Bug #56026 ndb backup will frequently bring cluster down after upgrade to 7.1.5
Submitted: 16 Aug 2010 18:36 Modified: 19 Sep 2010 19:42
Reporter: Troy A Email Updates:
Status: No Feedback Impact on me:
None 
Category:MySQL Cluster: Cluster (NDB) storage engine Severity:S3 (Non-critical)
Version:mysql-5.1-telco-7.1 OS:Linux
Assigned to: CPU Architecture:Any
Tags: Backup, backup.cpp, mysql-cluster-gpl-7.1.5, ndbrequire

[16 Aug 2010 18:36] Troy A
Description:
After upgrading from 7.1.4, we frequently have a data node fail upon issuing a backup command.  Sometimes, I believe this failure happens on multiple hosts, which brings the entire cluster down.

How to repeat:
unknown, it does not happen every time.

Suggested fix:
We are about to try restarting nodes with --initial, failing that as a solution, we will try backing out to 7.1.4.
[16 Aug 2010 18:44] Troy A
error report uploaded anonymously as /pub/mysql/upload/bug-data-56026.zip
[16 Aug 2010 20:58] Andrew Hutchings
Hello Troy,

Your upload seems to be missing the config.ini file itself and the ndb_x_out.log files for the data nodes, can you also please provide these?
[16 Aug 2010 22:50] Troy A
*out.log, config.ini

Attachment: 56026.tar.bz2 (application/x-bzip2, text), 182.64 KiB.

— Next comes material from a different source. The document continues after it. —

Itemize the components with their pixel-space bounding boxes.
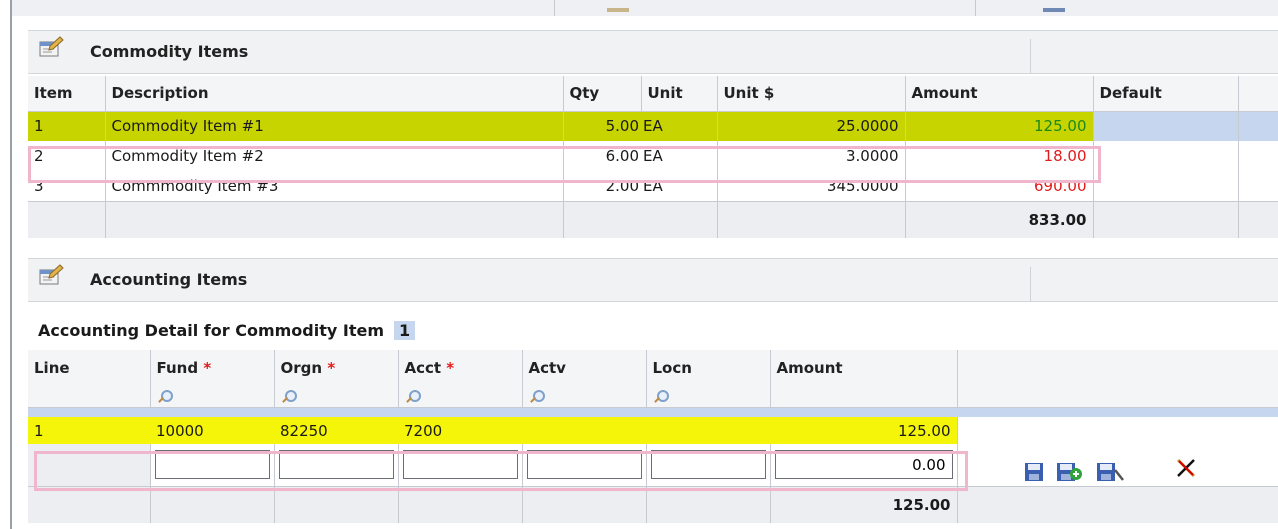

[16 Aug 2010 22:53] Troy A
Sorry about that.  I had blindly removed files older than 30 days from the archive, thinking those would be irrelevant, in order to reduce its size when initially attempting to get it under 500kB.  Let me know if you need anything else.

Thanks

-Troy
[19 Aug 2010 19:16] Troy A
I mysqldumped and restored all databases with NDB tables on Tuesday August 17, and a data node crash has not happened since.  This is by far the longest we've gone on 7.1.5 without a crash.
[19 Aug 2010 19:42] Andrew Hutchings
Hello Troy,

It looks like something is stopping logging on the data nodes, the logs you provided are very old and judging by the content we would expect at least daily messages in them.  Without full and current logs we will not be able to diagnose this.

We are not yet sure on the exact cause of your problem but suspect it is mostly due to some script you are running which is repeatedly trying to make a backup every few seconds and failing because the backup already exists.
[19 Sep 2010 23:00] Bugs System
No feedback was provided for this bug for over a month, so it is
being suspended automatically. If you are able to provide the
information that was originally requested, please do so and change
the status of the bug back to "Open".